09 Temmuz 2025

Uluyol Ve Tali Yollar

 
    Eski asfaltta Çorbeciguyusu'ndan başlayarak Yıldız petrol dengine kadar tatlı bir rampayla çıkıldığı malumdur. Belki o rampayı ancak küçük tepeye vardığınızda anlarsınız, o kadar kendini hissettirmez yani. Oradan geldiğiniz tarafa dönüp bakarsanız Çorbeciguyusu'nun bir kaç metre derine düştüğünü görürsünüz. Güney tarafı ise bir o kadar yüksekçedir. 

    Yüksekliğin başladığı noktadan sola, Çolağınçeşme'ye dönen yol ayrımına kadarki mevkiye Uluyol denildiğini yarım asır kadar önce öğrenmiştim. Asfalt kenarındaki tarlasını tarif ederken Ninem böyle derdi. Gerçi bu mevkiyi böyle isimlendiren başka birine rastlamadım. Zaten bizim köyde 'ulu' kelimesi kullanılmaz; şimdi herkesin 'Ulu Cami' dediğine bakmayın, oranın orijinal ve yaygın adı Gocacami'dir. Eğretli aynı anlama gelen 'ulu' kelimesine itibar etmeyip Türkçe 'goca'da ısrar etmiş. Ulu ise sadece Uluyol mevki isminde kendine yer bulmuş. Gelvelakin Uluyol'un bilinirliği de sınırlı kalmış, sadece Ninemden duymamdan hesap edin...

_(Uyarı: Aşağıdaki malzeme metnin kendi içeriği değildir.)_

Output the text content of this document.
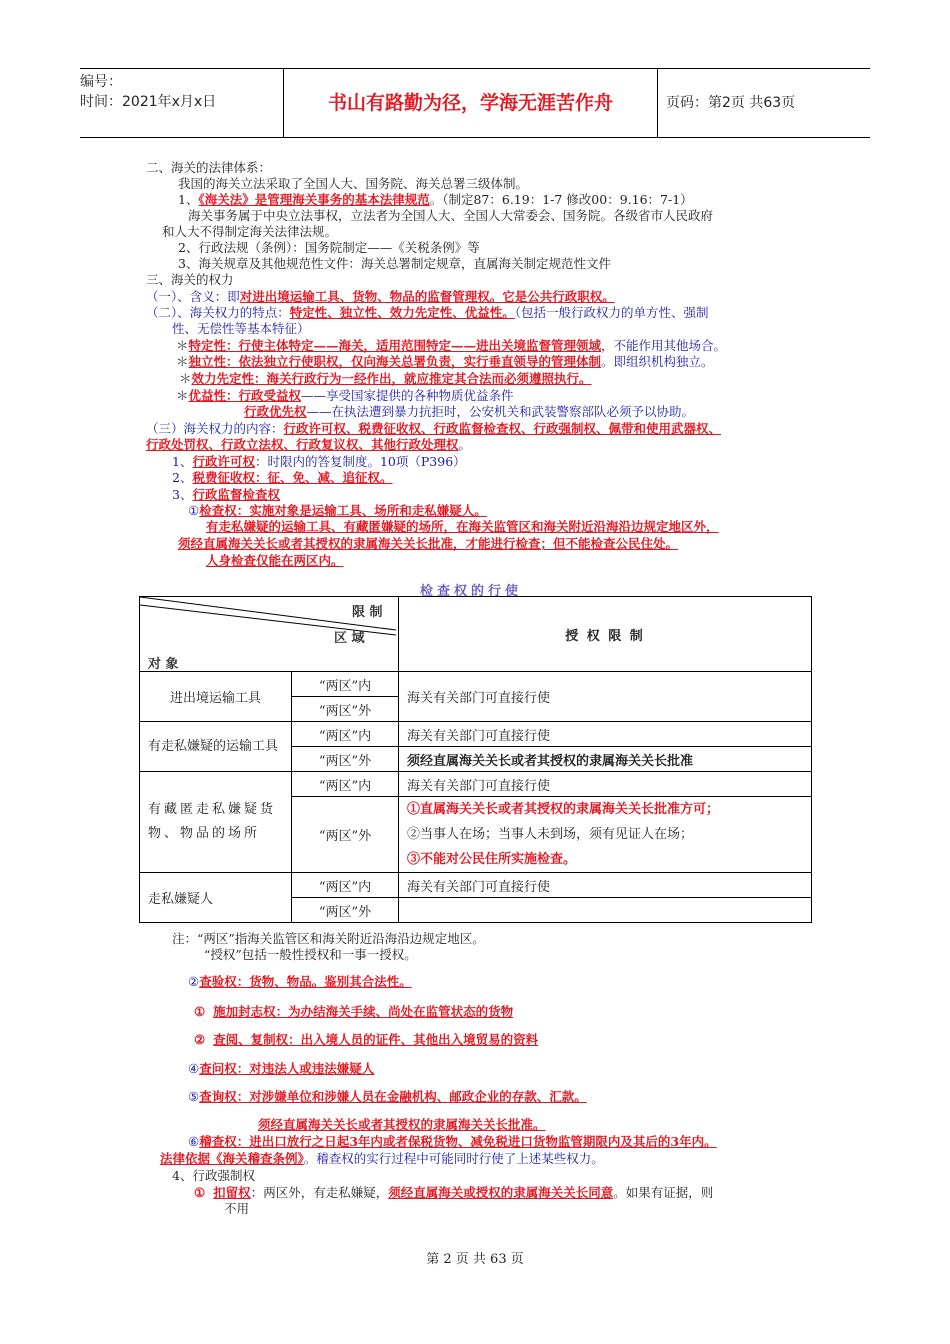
编号：
时间：2021年x月x日	书山有路勤为径，学海无涯苦作舟	页码：第2页 共63页
二、海关的法律体系：
我国的海关立法采取了全国人大、国务院、海关总署三级体制。
1、《海关法》是管理海关事务的基本法律规范。（制定87：6.19：1-7 修改00：9.16：7-1）
海关事务属于中央立法事权，立法者为全国人大、全国人大常委会、国务院。各级省市人民政府
和人大不得制定海关法律法规。
2、行政法规（条例）：国务院制定——《关税条例》等
3、海关规章及其他规范性文件：海关总署制定规章，直属海关制定规范性文件
三、海关的权力
（一）、含义：即对进出境运输工具、货物、物品的监督管理权。它是公共行政职权。
（二）、海关权力的特点：特定性、独立性、效力先定性、优益性。（包括一般行政权力的单方性、强制
性、无偿性等基本特征）
＊特定性：行使主体特定——海关，适用范围特定——进出关境监督管理领域，不能作用其他场合。
＊独立性：依法独立行使职权，仅向海关总署负责，实行垂直领导的管理体制。即组织机构独立。
＊效力先定性：海关行政行为一经作出，就应推定其合法而必须遵照执行。
＊优益性：行政受益权——享受国家提供的各种物质优益条件
行政优先权——在执法遭到暴力抗拒时，公安机关和武装警察部队必须予以协助。
（三）海关权力的内容：行政许可权、税费征收权、行政监督检查权、行政强制权、佩带和使用武器权、
行政处罚权、行政立法权、行政复议权、其他行政处理权。
1、行政许可权：时限内的答复制度。10项（P396）
2、税费征收权：征、免、减、追征权。
3、行政监督检查权
①检查权：实施对象是运输工具、场所和走私嫌疑人。
有走私嫌疑的运输工具、有藏匿嫌疑的场所，在海关监管区和海关附近沿海沿边规定地区外，
须经直属海关关长或者其授权的隶属海关关长批准，才能进行检查；但不能检查公民住处。
人身检查仅能在两区内。
检查权的行使
限 制
区 域
对 象		授 权 限 制
进出境运输工具	“两区”内	海关有关部门可直接行使
	“两区”外	
有走私嫌疑的运输工具	“两区”内	海关有关部门可直接行使
	“两区”外	须经直属海关关长或者其授权的隶属海关关长批准
有藏匿走私嫌疑货物、物品的场所	“两区”内	海关有关部门可直接行使
	“两区”外	①直属海关关长或者其授权的隶属海关关长批准方可；
②当事人在场；当事人未到场，须有见证人在场；
③不能对公民住所实施检查。

走私嫌疑人	“两区”内	海关有关部门可直接行使
	“两区”外	
注：“两区”指海关监管区和海关附近沿海沿边规定地区。
“授权”包括一般性授权和一事一授权。
②查验权：货物、物品。鉴别其合法性。
① 施加封志权：为办结海关手续、尚处在监管状态的货物
② 查阅、复制权：出入境人员的证件、其他出入境贸易的资料
④查问权：对违法人或违法嫌疑人
⑤查询权：对涉嫌单位和涉嫌人员在金融机构、邮政企业的存款、汇款。
须经直属海关关长或者其授权的隶属海关关长批准。
⑥稽查权：进出口放行之日起3年内或者保税货物、减免税进口货物监管期限内及其后的3年内。
法律依据《海关稽查条例》。稽查权的实行过程中可能同时行使了上述某些权力。
4、行政强制权
① 扣留权：两区外，有走私嫌疑，须经直属海关或授权的隶属海关关长同意。如果有证据，则
不用
第 2 页 共 63 页
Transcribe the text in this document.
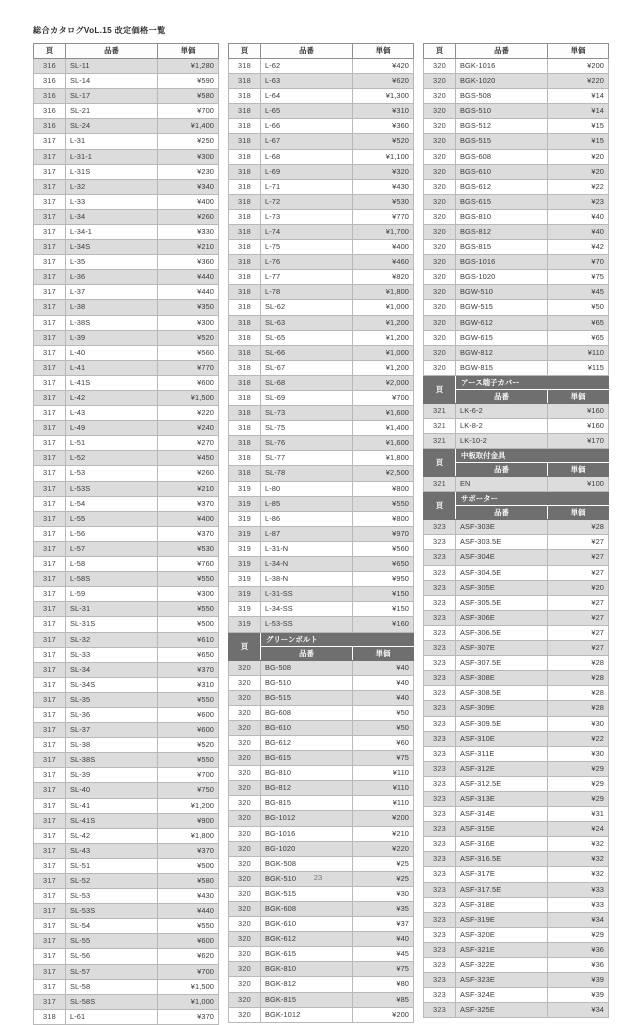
総合カタログVoL.15 改定価格一覧
頁	品番	単価
316	SL-11	¥1,280
316	SL-14	¥590
316	SL-17	¥580
316	SL-21	¥700
316	SL-24	¥1,400
317	L-31	¥250
317	L-31-1	¥300
317	L-31S	¥230
317	L-32	¥340
317	L-33	¥400
317	L-34	¥260
317	L-34-1	¥330
317	L-34S	¥210
317	L-35	¥360
317	L-36	¥440
317	L-37	¥440
317	L-38	¥350
317	L-38S	¥300
317	L-39	¥520
317	L-40	¥560
317	L-41	¥770
317	L-41S	¥600
317	L-42	¥1,500
317	L-43	¥220
317	L-49	¥240
317	L-51	¥270
317	L-52	¥450
317	L-53	¥260
317	L-53S	¥210
317	L-54	¥370
317	L-55	¥400
317	L-56	¥370
317	L-57	¥530
317	L-58	¥760
317	L-58S	¥550
317	L-59	¥300
317	SL-31	¥550
317	SL-31S	¥500
317	SL-32	¥610
317	SL-33	¥650
317	SL-34	¥370
317	SL-34S	¥310
317	SL-35	¥550
317	SL-36	¥600
317	SL-37	¥600
317	SL-38	¥520
317	SL-38S	¥550
317	SL-39	¥700
317	SL-40	¥750
317	SL-41	¥1,200
317	SL-41S	¥900
317	SL-42	¥1,800
317	SL-43	¥370
317	SL-51	¥500
317	SL-52	¥580
317	SL-53	¥430
317	SL-53S	¥440
317	SL-54	¥550
317	SL-55	¥600
317	SL-56	¥620
317	SL-57	¥700
317	SL-58	¥1,500
317	SL-58S	¥1,000
318	L-61	¥370
頁	品番	単価
318	L-62	¥420
318	L-63	¥620
318	L-64	¥1,300
318	L-65	¥310
318	L-66	¥360
318	L-67	¥520
318	L-68	¥1,100
318	L-69	¥320
318	L-71	¥430
318	L-72	¥530
318	L-73	¥770
318	L-74	¥1,700
318	L-75	¥400
318	L-76	¥460
318	L-77	¥820
318	L-78	¥1,800
318	SL-62	¥1,000
318	SL-63	¥1,200
318	SL-65	¥1,200
318	SL-66	¥1,000
318	SL-67	¥1,200
318	SL-68	¥2,000
318	SL-69	¥700
318	SL-73	¥1,600
318	SL-75	¥1,400
318	SL-76	¥1,600
318	SL-77	¥1,800
318	SL-78	¥2,500
319	L-80	¥800
319	L-85	¥550
319	L-86	¥800
319	L-87	¥970
319	L-31-N	¥560
319	L-34-N	¥650
319	L-38-N	¥950
319	L-31-SS	¥150
319	L-34-SS	¥150
319	L-53-SS	¥160
頁	グリーンボルト	
	品番	単価
320	BG-508	¥40
320	BG-510	¥40
320	BG-515	¥40
320	BG-608	¥50
320	BG-610	¥50
320	BG-612	¥60
320	BG-615	¥75
320	BG-810	¥110
320	BG-812	¥110
320	BG-815	¥110
320	BG-1012	¥200
320	BG-1016	¥210
320	BG-1020	¥220
320	BGK-508	¥25
320	BGK-510	¥25
320	BGK-515	¥30
320	BGK-608	¥35
320	BGK-610	¥37
320	BGK-612	¥40
320	BGK-615	¥45
320	BGK-810	¥75
320	BGK-812	¥80
320	BGK-815	¥85
320	BGK-1012	¥200
頁	品番	単価
320	BGK-1016	¥200
320	BGK-1020	¥220
320	BGS-508	¥14
320	BGS-510	¥14
320	BGS-512	¥15
320	BGS-515	¥15
320	BGS-608	¥20
320	BGS-610	¥20
320	BGS-612	¥22
320	BGS-615	¥23
320	BGS-810	¥40
320	BGS-812	¥40
320	BGS-815	¥42
320	BGS-1016	¥70
320	BGS-1020	¥75
320	BGW-510	¥45
320	BGW-515	¥50
320	BGW-612	¥65
320	BGW-615	¥65
320	BGW-812	¥110
320	BGW-815	¥115
頁	アース端子カバー	
	品番	単価
321	LK-6-2	¥160
321	LK-8-2	¥160
321	LK-10-2	¥170
頁	中板取付金具	
	品番	単価
321	EN	¥100
頁	サポーター	
	品番	単価
323	ASF-303E	¥28
323	ASF-303.5E	¥27
323	ASF-304E	¥27
323	ASF-304.5E	¥27
323	ASF-305E	¥20
323	ASF-305.5E	¥27
323	ASF-306E	¥27
323	ASF-306.5E	¥27
323	ASF-307E	¥27
323	ASF-307.5E	¥28
323	ASF-308E	¥28
323	ASF-308.5E	¥28
323	ASF-309E	¥28
323	ASF-309.5E	¥30
323	ASF-310E	¥22
323	ASF-311E	¥30
323	ASF-312E	¥29
323	ASF-312.5E	¥29
323	ASF-313E	¥29
323	ASF-314E	¥31
323	ASF-315E	¥24
323	ASF-316E	¥32
323	ASF-316.5E	¥32
323	ASF-317E	¥32
323	ASF-317.5E	¥33
323	ASF-318E	¥33
323	ASF-319E	¥34
323	ASF-320E	¥29
323	ASF-321E	¥36
323	ASF-322E	¥36
323	ASF-323E	¥39
323	ASF-324E	¥39
323	ASF-325E	¥34
23
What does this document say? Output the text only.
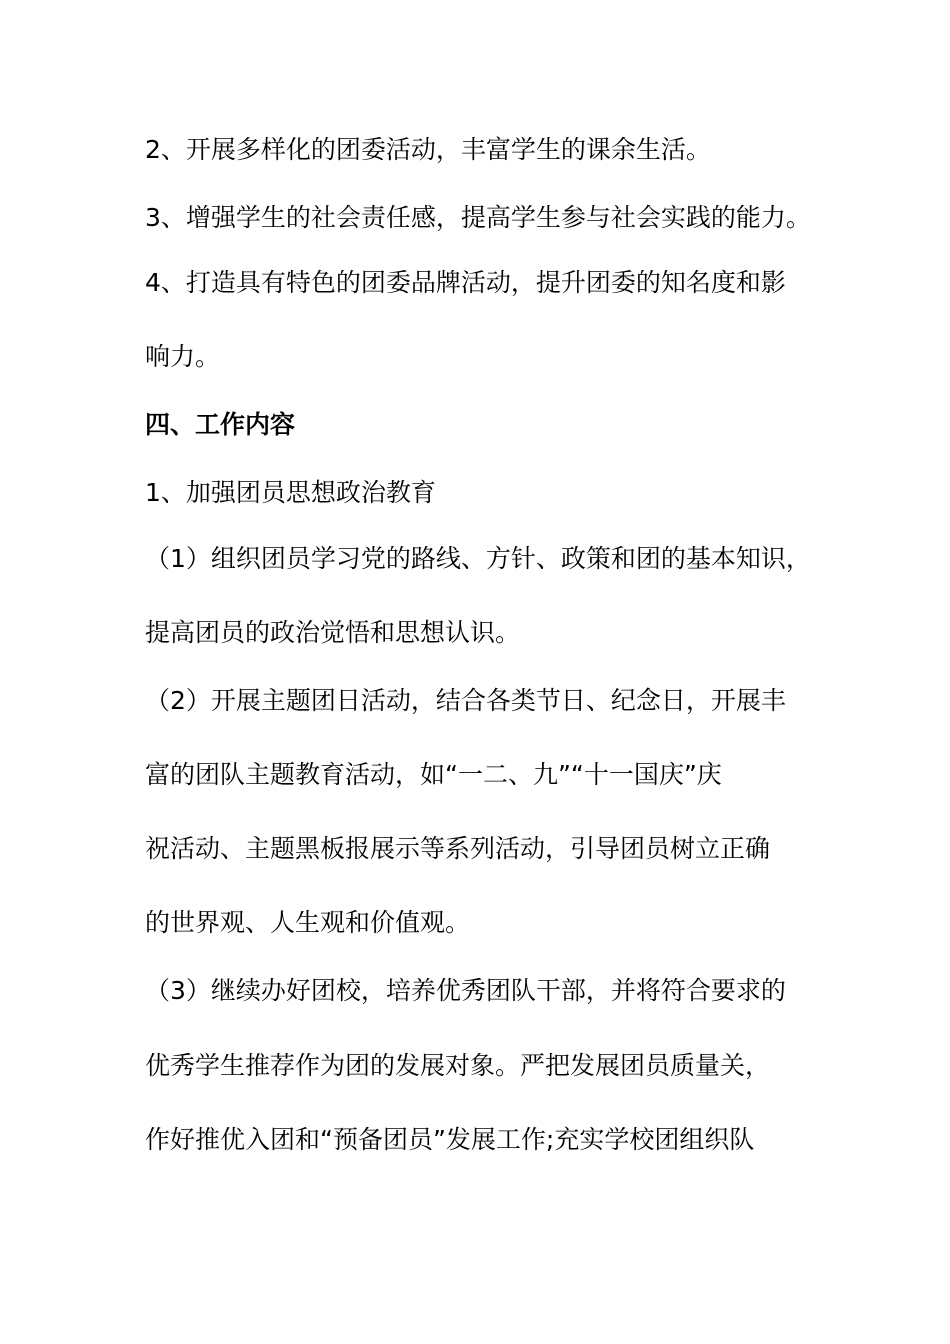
2、开展多样化的团委活动，丰富学生的课余生活。
3、增强学生的社会责任感，提高学生参与社会实践的能力。
4、打造具有特色的团委品牌活动，提升团委的知名度和影
响力。
四、工作内容
1、加强团员思想政治教育
（1）组织团员学习党的路线、方针、政策和团的基本知识，
提高团员的政治觉悟和思想认识。
（2）开展主题团日活动，结合各类节日、纪念日，开展丰
富的团队主题教育活动，如“一二、九”“十一国庆”庆
祝活动、主题黑板报展示等系列活动，引导团员树立正确
的世界观、人生观和价值观。
（3）继续办好团校，培养优秀团队干部，并将符合要求的
优秀学生推荐作为团的发展对象。严把发展团员质量关，
作好推优入团和“预备团员”发展工作;充实学校团组织队
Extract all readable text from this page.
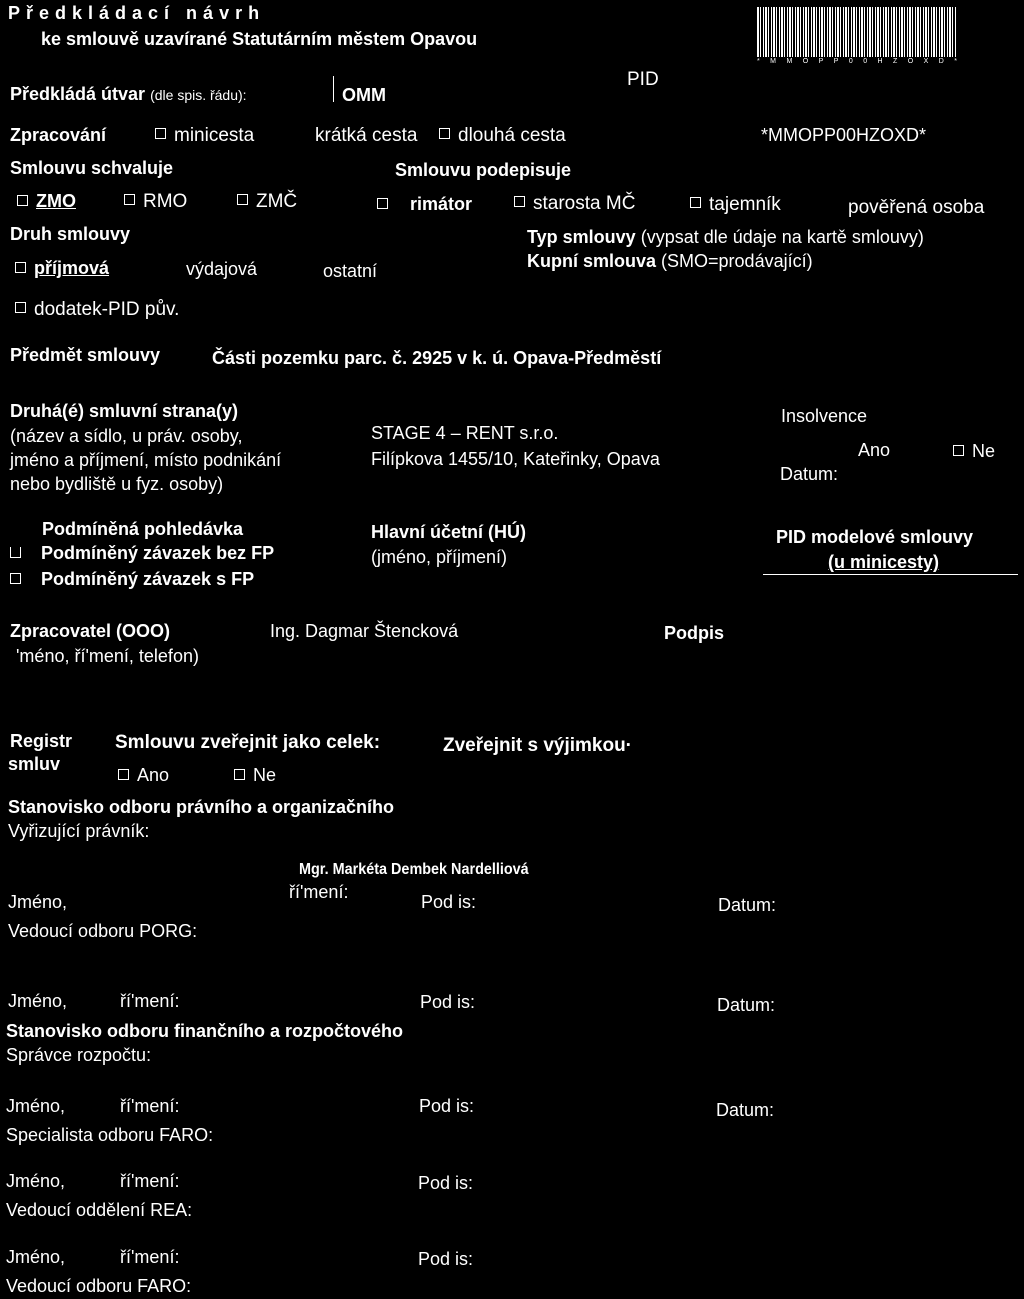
Předkládací návrh
ke smlouvě uzavírané Statutárním městem Opavou
* M M O P P 0 0 H Z O X D *
PID
Předkládá útvar (dle spis. řádu):	OMM
Zpracování	minicesta	krátká cesta	dlouhá cesta	*MMOPP00HZOXD*
Smlouvu schvaluje	Smlouvu podepisuje
ZMO	RMO	ZMČ	rimátor	starosta MČ	tajemník	pověřená osoba
Druh smlouvy	Typ smlouvy (vypsat dle údaje na kartě smlouvy)
Kupní smlouva (SMO=prodávající)
příjmová	výdajová	ostatní
dodatek-PID pův.
Předmět smlouvy	Části pozemku parc. č. 2925 v k. ú. Opava-Předměstí
Druhá(é) smluvní strana(y)
(název a sídlo, u práv. osoby,
jméno a příjmení, místo podnikání
nebo bydliště u fyz. osoby)
STAGE 4 – RENT s.r.o.
Filípkova 1455/10, Kateřinky, Opava
Insolvence
Ano	Ne
Datum:
Podmíněná pohledávka
Podmíněný závazek bez FP
Podmíněný závazek s FP
Hlavní účetní (HÚ)
(jméno, příjmení)
PID modelové smlouvy
(u minicesty)
Zpracovatel (OOO)
'méno, ří'mení, telefon)
Ing. Dagmar Štencková	Podpis
Registr
smluv
Smlouvu zveřejnit jako celek:	Zveřejnit s výjimkou·
Ano	Ne
Stanovisko odboru právního a organizačního
Vyřizující právník:
Mgr. Markéta Dembek Nardelliová
Jméno,	ří'mení:	Pod is:	Datum:
Vedoucí odboru PORG:
Jméno,	ří'mení:	Pod is:	Datum:
Stanovisko odboru finančního a rozpočtového
Správce rozpočtu:
Jméno,	ří'mení:	Pod is:	Datum:
Specialista odboru FARO:
Jméno,	ří'mení:	Pod is:
Vedoucí oddělení REA:
Jméno,	ří'mení:	Pod is:
Vedoucí odboru FARO:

    Kütahya'da yerleşik Tekirgızıların büyük emmisi Himmetoğlu Halil, babasından kalan tarlalarını alabilmek amacıyla 1905 yılında mahkemeye başvurmuş. Mahkeme kararında bahse konu tarlalar sıralanırken birinin Uluyol mevkiinde olduğu kaydedilmiş. Eğret'teki Uluyol mevkiinin adını bu resmi belgede gördüğümüzde yıl 2021 idi ve hala bu isim pek bilinmiyordu.

    O kadar bilinmiyordu ki, 1989'da kadastro kaydı yapılırken Ninemin tarlası Kepez mevkiinde diye yazılmış. Demek ki bilirkişiler bile oraya Uluyol denildiğini bilmiyorlarmış. Köylü bir asır önceki mevki adını unutma sürecine daha o yıllarda girmişmiş...

    Mevkinin adı unutulmuş, ama oraya adını veren ve tam ortadan geçen yola bir şey olduğu yok, günümüze kadar gelmiş. Bu, eski asfalt dediğimiz Afyon-Kütahya karayoludur. Eğretlilerin hafızasındaki adıyla susa... 

    Henüz otomobil ve kamyonların yaygın olmadığı zamanlarda tam da böyle adlandırılıyormuş; susa, şosenin Eğret ağzında aldığı biçimdir. Asfalt atımına daha sonraki yıllarda başlanmış, ama 1930'ların sonlarında Eğretlilerin bir vergi türü olarak bu yolun yapımında makbuz mukabili çalıştıklarına dair belgeler var. 

    Ondan daha önce, misal işgal yıllarında da tam olarak şose diye adlandırılıyormuş. Hatta Büyük Taarruzun ikinci günü verilen bir emirde, orduların sorumluluk alanı belirlenirken Afyon-Kütahya şosesi sınır olarak bildirilmiş. 

    Daha gerilere gidersek, bu yolun Afyon ile Kütahya'yı birbirine bağlayan sıradan bir şehirlerarası yol olmadığı gerçeğiyle karşılaşırız. Çünkü güneyde Selçuklu başkenti Konya'ya, kuzeyde Doğu Roma başkenti İstanbul'a uzanır. Üstelik ilk dönem Osmanlı başkenti Bursa bağlantısı da var.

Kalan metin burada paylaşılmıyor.